If I ignored these interdependencies, it could be painful. Suppose I wanted to test whether a model represents its uncertainty at each token position, so I fit a classifier based on the token-level residual stream and attempted to predict whether the model’s final response was correct or incorrect; this hypothetical test presumes that even when a model eventually gives an incorrect response, it would be somewhat aware it may be incorrect. If I followed the above procedures, using every token’s data as an example and performing basic 5-fold cross-validation, the classifier might just learn the 50 responses’ unique intricacies rather than generalizing at all.

One way to make sure classifier accuracy reflects generalization would be to instead use group-k-fold cross-validation. Note, while this is a correct evaluation, it doesn’t influence training, where the model could still learn response-specific patterns. Including more data from the same response could very well lead to a worse classifier. I encountered a scenario like this recently, and because I only needed a quick-and-easy solution, I decided to simply take one data point from each response and discard the rest.

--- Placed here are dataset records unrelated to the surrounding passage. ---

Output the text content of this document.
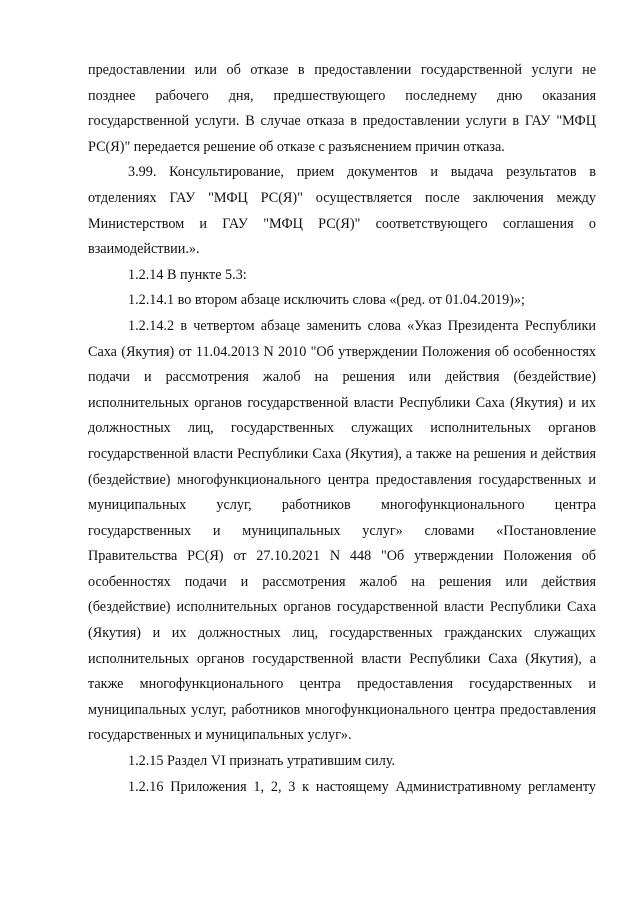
предоставлении или об отказе в предоставлении государственной услуги не позднее рабочего дня, предшествующего последнему дню оказания государственной услуги. В случае отказа в предоставлении услуги в ГАУ "МФЦ РС(Я)" передается решение об отказе с разъяснением причин отказа.

3.99. Консультирование, прием документов и выдача результатов в отделениях ГАУ "МФЦ РС(Я)" осуществляется после заключения между Министерством и ГАУ "МФЦ РС(Я)" соответствующего соглашения о взаимодействии.».

1.2.14 В пункте 5.3:

1.2.14.1 во втором абзаце исключить слова «(ред. от 01.04.2019)»;

1.2.14.2 в четвертом абзаце заменить слова «Указ Президента Республики Саха (Якутия) от 11.04.2013 N 2010 "Об утверждении Положения об особенностях подачи и рассмотрения жалоб на решения или действия (бездействие) исполнительных органов государственной власти Республики Саха (Якутия) и их должностных лиц, государственных служащих исполнительных органов государственной власти Республики Саха (Якутия), а также на решения и действия (бездействие) многофункционального центра предоставления государственных и муниципальных услуг, работников многофункционального центра государственных и муниципальных услуг» словами «Постановление Правительства РС(Я) от 27.10.2021 N 448 "Об утверждении Положения об особенностях подачи и рассмотрения жалоб на решения или действия (бездействие) исполнительных органов государственной власти Республики Саха (Якутия) и их должностных лиц, государственных гражданских служащих исполнительных органов государственной власти Республики Саха (Якутия), а также многофункционального центра предоставления государственных и муниципальных услуг, работников многофункционального центра предоставления государственных и муниципальных услуг».

1.2.15 Раздел VI признать утратившим силу.

1.2.16 Приложения 1, 2, 3 к настоящему Административному регламенту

2.3. Categories allow independence to be easily achieved

It’s often pretty straightforward to convert your hierarchical data into largely independent observations when dealing with categorical/binary independent variables:

In a recent paper

2.4. With continuous variables, things are hairier

When working with continuous variables, handling hierarchical structures correctly becomes less obvious. Further, compared to the ubiquity of papers properly dealing with hierarchies in categorical variables (often just implicitly), examples of papers doing so with continuous variables are rarer.

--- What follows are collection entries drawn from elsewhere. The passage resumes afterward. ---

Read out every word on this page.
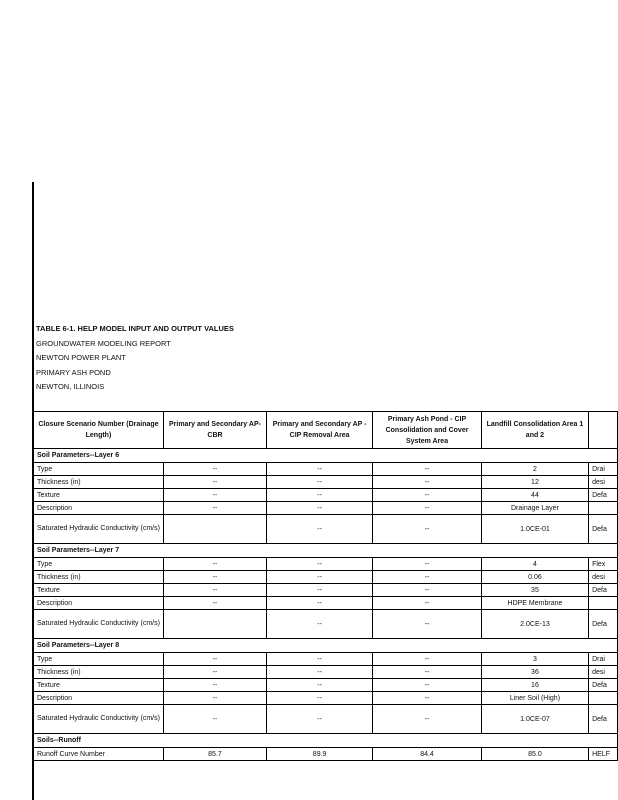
TABLE 6-1. HELP MODEL INPUT AND OUTPUT VALUES
GROUNDWATER MODELING REPORT
NEWTON POWER PLANT
PRIMARY ASH POND
NEWTON, ILLINOIS
Closure Scenario Number (Drainage Length)	Primary and Secondary AP- CBR	Primary and Secondary AP - CIP Removal Area	Primary Ash Pond - CIP Consolidation and Cover System Area	Landfill Consolidation Area 1 and 2	
Soil Parameters--Layer 6					
Type	--	--	--	2	Drai
Thickness (in)	--	--	--	12	desi
Texture	--	--	--	44	Defa
Description	--	--	--	Drainage Layer	
Saturated Hydraulic Conductivity (cm/s)		--	--	1.0CE-01	Defa
Soil Parameters--Layer 7					
Type	--	--	--	4	Flex
Thickness (in)	--	--	--	0.06	desi
Texture	--	--	--	35	Defa
Description	--	--	--	HDPE Membrane	
Saturated Hydraulic Conductivity (cm/s)		--	--	2.0CE-13	Defa
Soil Parameters--Layer 8					
Type	--	--	--	3	Drai
Thickness (in)	--	--	--	36	desi
Texture	--	--	--	16	Defa
Description	--	--	--	Liner Soil (High)	
Saturated Hydraulic Conductivity (cm/s)	--	--	--	1.0CE-07	Defa
Soils--Runoff					
Runoff Curve Number	85.7	89.9	84.4	85.0	HELF
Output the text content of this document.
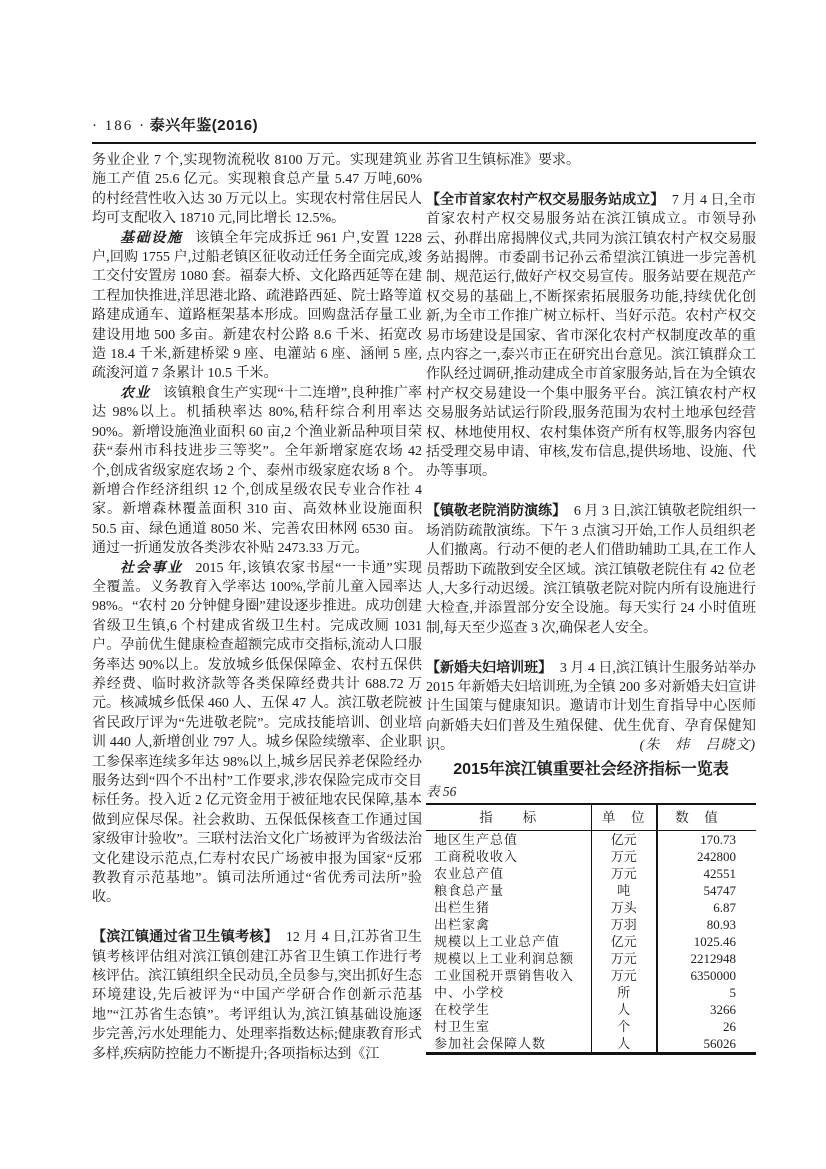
· 186 · 泰兴年鉴(2016)

务业企业 7 个,实现物流税收 8100 万元。实现建筑业施工产值 25.6 亿元。实现粮食总产量 5.47 万吨,60%的村经营性收入达 30 万元以上。实现农村常住居民人均可支配收入 18710 元,同比增长 12.5%。

基础设施 该镇全年完成拆迁 961 户,安置 1228 户,回购 1755 户,过船老镇区征收动迁任务全面完成,竣工交付安置房 1080 套。福泰大桥、文化路西延等在建工程加快推进,洋思港北路、疏港路西延、院士路等道路建成通车、道路框架基本形成。回购盘活存量工业建设用地 500 多亩。新建农村公路 8.6 千米、拓宽改造 18.4 千米,新建桥梁 9 座、电灌站 6 座、涵闸 5 座,疏浚河道 7 条累计 10.5 千米。

农业 该镇粮食生产实现“十二连增”,良种推广率达 98%以上。机插秧率达 80%,秸秆综合利用率达 90%。新增设施渔业面积 60 亩,2 个渔业新品种项目荣获“泰州市科技进步三等奖”。全年新增家庭农场 42 个,创成省级家庭农场 2 个、泰州市级家庭农场 8 个。新增合作经济组织 12 个,创成星级农民专业合作社 4 家。新增森林覆盖面积 310 亩、高效林业设施面积 50.5 亩、绿色通道 8050 米、完善农田林网 6530 亩。通过一折通发放各类涉农补贴 2473.33 万元。

社会事业 2015 年,该镇农家书屋“一卡通”实现全覆盖。义务教育入学率达 100%,学前儿童入园率达 98%。“农村 20 分钟健身圈”建设逐步推进。成功创建省级卫生镇,6 个村建成省级卫生村。完成改厕 1031 户。孕前优生健康检查超额完成市交指标,流动人口服务率达 90%以上。发放城乡低保保障金、农村五保供养经费、临时救济款等各类保障经费共计 688.72 万元。核减城乡低保 460 人、五保 47 人。滨江敬老院被省民政厅评为“先进敬老院”。完成技能培训、创业培训 440 人,新增创业 797 人。城乡保险续缴率、企业职工参保率连续多年达 98%以上,城乡居民养老保险经办服务达到“四个不出村”工作要求,涉农保险完成市交目标任务。投入近 2 亿元资金用于被征地农民保障,基本做到应保尽保。社会救助、五保低保核查工作通过国家级审计验收”。三联村法治文化广场被评为省级法治文化建设示范点,仁寿村农民广场被申报为国家“反邪教教育示范基地”。镇司法所通过“省优秀司法所”验收。

【滨江镇通过省卫生镇考核】 12 月 4 日,江苏省卫生镇考核评估组对滨江镇创建江苏省卫生镇工作进行考核评估。滨江镇组织全民动员,全员参与,突出抓好生态环境建设,先后被评为“中国产学研合作创新示范基地”“江苏省生态镇”。考评组认为,滨江镇基础设施逐步完善,污水处理能力、处理率指数达标;健康教育形式多样,疾病防控能力不断提升;各项指标达到《江

苏省卫生镇标准》要求。

【全市首家农村产权交易服务站成立】 7 月 4 日,全市首家农村产权交易服务站在滨江镇成立。市领导孙云、孙群出席揭牌仪式,共同为滨江镇农村产权交易服务站揭牌。市委副书记孙云希望滨江镇进一步完善机制、规范运行,做好产权交易宣传。服务站要在规范产权交易的基础上,不断探索拓展服务功能,持续优化创新,为全市工作推广树立标杆、当好示范。农村产权交易市场建设是国家、省市深化农村产权制度改革的重点内容之一,泰兴市正在研究出台意见。滨江镇群众工作队经过调研,推动建成全市首家服务站,旨在为全镇农村产权交易建设一个集中服务平台。滨江镇农村产权交易服务站试运行阶段,服务范围为农村土地承包经营权、林地使用权、农村集体资产所有权等,服务内容包括受理交易申请、审核,发布信息,提供场地、设施、代办等事项。

【镇敬老院消防演练】 6 月 3 日,滨江镇敬老院组织一场消防疏散演练。下午 3 点演习开始,工作人员组织老人们撤离。行动不便的老人们借助辅助工具,在工作人员帮助下疏散到安全区域。滨江镇敬老院住有 42 位老人,大多行动迟缓。滨江镇敬老院对院内所有设施进行大检查,并添置部分安全设施。每天实行 24 小时值班制,每天至少巡查 3 次,确保老人安全。

【新婚夫妇培训班】 3 月 4 日,滨江镇计生服务站举办 2015 年新婚夫妇培训班,为全镇 200 多对新婚夫妇宣讲计生国策与健康知识。邀请市计划生育指导中心医师向新婚夫妇们普及生殖保健、优生优育、孕育保健知识。	(朱　炜　吕晓文)

2015年滨江镇重要社会经济指标一览表
表 56
指　　标	单　位	数　值
地区生产总值	亿元	170.73
工商税收收入	万元	242800
农业总产值	万元	42551
粮食总产量	吨	54747
出栏生猪	万头	6.87
出栏家禽	万羽	80.93
规模以上工业总产值	亿元	1025.46
规模以上工业利润总额	万元	2212948
工业国税开票销售收入	万元	6350000
中、小学校	所	5
在校学生	人	3266
村卫生室	个	26
参加社会保障人数	人	56026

In our paper mentioned above, we performed an analysis where we computed two matrices describing each chain of thought: (i) a matrix describing the causal relationship between sentences based on changes in token logits, and (ii) a matrix describing the causal relationship between sentences based on legible text. A response’s two matrices were the same size, with each matrix containing 1,000-40,000 elements. We hypothesized that the two matrices would be correlated, and we wanted to draw conclusions that aggregate data across our 20 responses.^[7]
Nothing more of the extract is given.